1 Origine de la démocratie bourgeoise

L'Ancien Régime, État de la classe aristocratique, était évidemment autoritaire et tyrannique. Il faut cependant rappeler que ce n'est pas l'ensemble de la société qui indifféremment subissait cet arbitraire, mais au premier chef les exploités, les serfs, les petits plébéiens... À mesure qu'elle se hissait au rang de classe possédante, la bourgeoisie obtenait elle une certaine autonomie (villes franches, États généraux...). 

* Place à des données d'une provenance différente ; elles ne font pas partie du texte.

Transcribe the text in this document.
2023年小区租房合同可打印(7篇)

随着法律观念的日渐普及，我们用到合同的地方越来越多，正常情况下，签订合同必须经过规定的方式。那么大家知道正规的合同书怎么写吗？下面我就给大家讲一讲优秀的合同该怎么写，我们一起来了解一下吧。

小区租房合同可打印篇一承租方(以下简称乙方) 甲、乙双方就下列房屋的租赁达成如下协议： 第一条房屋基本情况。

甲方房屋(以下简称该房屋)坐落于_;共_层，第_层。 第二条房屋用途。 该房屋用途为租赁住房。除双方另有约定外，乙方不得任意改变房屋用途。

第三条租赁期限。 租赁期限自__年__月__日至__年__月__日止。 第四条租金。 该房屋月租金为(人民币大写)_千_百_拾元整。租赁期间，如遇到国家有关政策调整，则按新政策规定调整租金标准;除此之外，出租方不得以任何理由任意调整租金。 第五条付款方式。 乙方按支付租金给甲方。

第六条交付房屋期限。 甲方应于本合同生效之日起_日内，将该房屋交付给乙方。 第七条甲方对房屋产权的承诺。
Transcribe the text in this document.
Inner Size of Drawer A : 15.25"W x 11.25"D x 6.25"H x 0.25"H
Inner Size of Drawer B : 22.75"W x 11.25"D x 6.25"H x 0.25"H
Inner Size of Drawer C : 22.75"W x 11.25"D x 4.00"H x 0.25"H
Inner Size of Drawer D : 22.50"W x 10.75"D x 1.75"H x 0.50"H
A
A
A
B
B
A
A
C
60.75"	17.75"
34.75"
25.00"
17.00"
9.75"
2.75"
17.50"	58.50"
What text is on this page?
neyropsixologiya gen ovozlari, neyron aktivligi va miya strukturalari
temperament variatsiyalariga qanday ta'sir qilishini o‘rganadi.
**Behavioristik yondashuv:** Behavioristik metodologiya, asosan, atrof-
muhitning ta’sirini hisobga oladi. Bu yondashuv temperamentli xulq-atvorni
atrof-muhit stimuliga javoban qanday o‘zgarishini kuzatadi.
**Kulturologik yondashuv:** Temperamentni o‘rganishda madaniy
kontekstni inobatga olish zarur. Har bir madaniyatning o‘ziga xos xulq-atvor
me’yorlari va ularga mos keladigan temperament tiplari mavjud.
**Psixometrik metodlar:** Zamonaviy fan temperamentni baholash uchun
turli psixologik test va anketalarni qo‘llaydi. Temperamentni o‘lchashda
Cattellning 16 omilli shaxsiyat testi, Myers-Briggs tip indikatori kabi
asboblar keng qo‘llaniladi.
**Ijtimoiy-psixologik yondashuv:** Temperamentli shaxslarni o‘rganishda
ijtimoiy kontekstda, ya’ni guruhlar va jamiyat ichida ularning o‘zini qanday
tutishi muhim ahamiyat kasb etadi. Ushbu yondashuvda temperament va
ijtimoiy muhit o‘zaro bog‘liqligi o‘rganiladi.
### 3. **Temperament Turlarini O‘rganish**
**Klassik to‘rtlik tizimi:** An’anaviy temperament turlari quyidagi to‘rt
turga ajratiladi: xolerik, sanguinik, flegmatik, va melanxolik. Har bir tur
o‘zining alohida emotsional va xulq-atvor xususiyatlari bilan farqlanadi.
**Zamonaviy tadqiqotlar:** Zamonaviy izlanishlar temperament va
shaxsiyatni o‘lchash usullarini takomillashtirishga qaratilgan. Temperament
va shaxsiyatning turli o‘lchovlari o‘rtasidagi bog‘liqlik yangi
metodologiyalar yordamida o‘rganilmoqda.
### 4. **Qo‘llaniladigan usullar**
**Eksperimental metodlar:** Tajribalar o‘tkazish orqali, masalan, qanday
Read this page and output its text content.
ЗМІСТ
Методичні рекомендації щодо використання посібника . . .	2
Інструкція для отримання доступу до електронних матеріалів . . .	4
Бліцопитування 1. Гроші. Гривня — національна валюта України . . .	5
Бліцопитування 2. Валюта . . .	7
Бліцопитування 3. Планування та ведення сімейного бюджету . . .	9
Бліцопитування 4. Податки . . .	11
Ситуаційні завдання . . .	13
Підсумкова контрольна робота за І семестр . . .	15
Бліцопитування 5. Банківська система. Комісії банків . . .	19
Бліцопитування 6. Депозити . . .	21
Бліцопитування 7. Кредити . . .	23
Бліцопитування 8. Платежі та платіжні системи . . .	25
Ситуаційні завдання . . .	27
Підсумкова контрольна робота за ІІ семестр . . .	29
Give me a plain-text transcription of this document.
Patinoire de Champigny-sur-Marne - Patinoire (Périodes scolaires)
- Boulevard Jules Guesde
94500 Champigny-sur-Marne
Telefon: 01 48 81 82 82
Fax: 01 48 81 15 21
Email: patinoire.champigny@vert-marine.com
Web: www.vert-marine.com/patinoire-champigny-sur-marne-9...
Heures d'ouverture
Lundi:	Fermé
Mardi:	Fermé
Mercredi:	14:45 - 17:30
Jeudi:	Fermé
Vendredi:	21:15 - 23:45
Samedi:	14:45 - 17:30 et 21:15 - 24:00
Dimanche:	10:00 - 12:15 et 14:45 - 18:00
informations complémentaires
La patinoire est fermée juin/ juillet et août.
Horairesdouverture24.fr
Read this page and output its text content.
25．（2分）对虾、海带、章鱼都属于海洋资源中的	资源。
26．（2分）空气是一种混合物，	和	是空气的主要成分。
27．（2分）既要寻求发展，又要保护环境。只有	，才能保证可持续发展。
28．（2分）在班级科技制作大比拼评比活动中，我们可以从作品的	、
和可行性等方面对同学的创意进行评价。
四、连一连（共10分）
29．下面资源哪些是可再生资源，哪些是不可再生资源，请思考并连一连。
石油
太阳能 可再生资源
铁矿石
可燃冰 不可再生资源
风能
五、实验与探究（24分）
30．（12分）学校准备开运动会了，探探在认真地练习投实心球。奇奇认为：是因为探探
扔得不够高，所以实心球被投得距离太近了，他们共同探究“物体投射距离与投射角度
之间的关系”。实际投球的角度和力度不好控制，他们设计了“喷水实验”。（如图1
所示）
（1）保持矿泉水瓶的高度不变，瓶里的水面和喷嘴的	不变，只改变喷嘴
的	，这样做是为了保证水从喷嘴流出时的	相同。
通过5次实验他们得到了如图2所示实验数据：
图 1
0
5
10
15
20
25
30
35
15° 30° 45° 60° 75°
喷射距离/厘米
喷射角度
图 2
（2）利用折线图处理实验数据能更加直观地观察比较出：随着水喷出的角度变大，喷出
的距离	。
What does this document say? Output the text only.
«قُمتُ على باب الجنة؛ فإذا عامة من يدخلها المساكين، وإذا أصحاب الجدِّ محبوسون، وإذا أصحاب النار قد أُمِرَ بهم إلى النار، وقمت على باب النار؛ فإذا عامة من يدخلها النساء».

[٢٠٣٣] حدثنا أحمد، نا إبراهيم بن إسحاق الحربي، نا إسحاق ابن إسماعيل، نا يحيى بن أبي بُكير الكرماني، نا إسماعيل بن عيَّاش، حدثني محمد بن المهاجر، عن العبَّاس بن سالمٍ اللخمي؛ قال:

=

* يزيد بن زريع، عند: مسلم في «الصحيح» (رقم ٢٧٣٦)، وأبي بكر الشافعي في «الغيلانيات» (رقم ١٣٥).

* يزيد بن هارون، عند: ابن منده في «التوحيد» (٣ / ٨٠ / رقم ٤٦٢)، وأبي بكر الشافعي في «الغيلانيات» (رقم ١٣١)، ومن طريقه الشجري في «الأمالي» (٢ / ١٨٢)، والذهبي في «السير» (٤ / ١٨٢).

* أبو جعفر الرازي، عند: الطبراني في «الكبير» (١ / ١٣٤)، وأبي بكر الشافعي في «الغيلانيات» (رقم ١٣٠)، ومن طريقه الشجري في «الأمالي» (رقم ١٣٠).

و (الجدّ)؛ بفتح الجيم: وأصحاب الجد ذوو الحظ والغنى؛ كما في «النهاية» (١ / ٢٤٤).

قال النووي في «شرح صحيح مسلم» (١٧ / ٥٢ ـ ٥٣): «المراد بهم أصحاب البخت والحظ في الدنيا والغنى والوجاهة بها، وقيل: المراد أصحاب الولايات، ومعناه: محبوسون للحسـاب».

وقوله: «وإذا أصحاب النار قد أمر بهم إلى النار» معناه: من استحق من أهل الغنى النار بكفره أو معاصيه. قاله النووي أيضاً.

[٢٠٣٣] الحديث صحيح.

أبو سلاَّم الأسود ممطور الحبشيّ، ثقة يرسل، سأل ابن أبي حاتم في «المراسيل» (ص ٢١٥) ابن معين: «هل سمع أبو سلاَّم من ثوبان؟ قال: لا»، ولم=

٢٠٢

La bourgeoisie était porteuse d'une organisation plus efficace de la production et de la société, qui nécessitait de briser un certain nombre de restrictions du féodalisme, en premier lieu les multiples freins à la circulation des marchandises et de la main d'oeuvre. C'est pour cela qu'il a historiquement existé un élan progressiste parmi cette classe, tant qu'elle avait beaucoup à y gagner. Ceci étant, parmi les plus puissants bourgeois beaucoup étaient trop liés par leurs intérêts à l'appareil d'État absolutiste, et se sont montrés profondément hostiles à tout changement. C'est pourquoi ce sont souvent les plébéiens qui ont été les éléments moteurs des révolutions bourgeoises, parfois en effrayant vraiment leurs leaders plus modérés par leurs tendances à la démocratie directe et au radicalisme social. Dans les campagnes, l'élan révolutionnaire causait beaucoup d'agitation dans la paysannerie, ce qui a conduit les jeunes États bourgeois à formaliser l'entrée dans un Droit nouveau (abolition du servage et des corvées...). 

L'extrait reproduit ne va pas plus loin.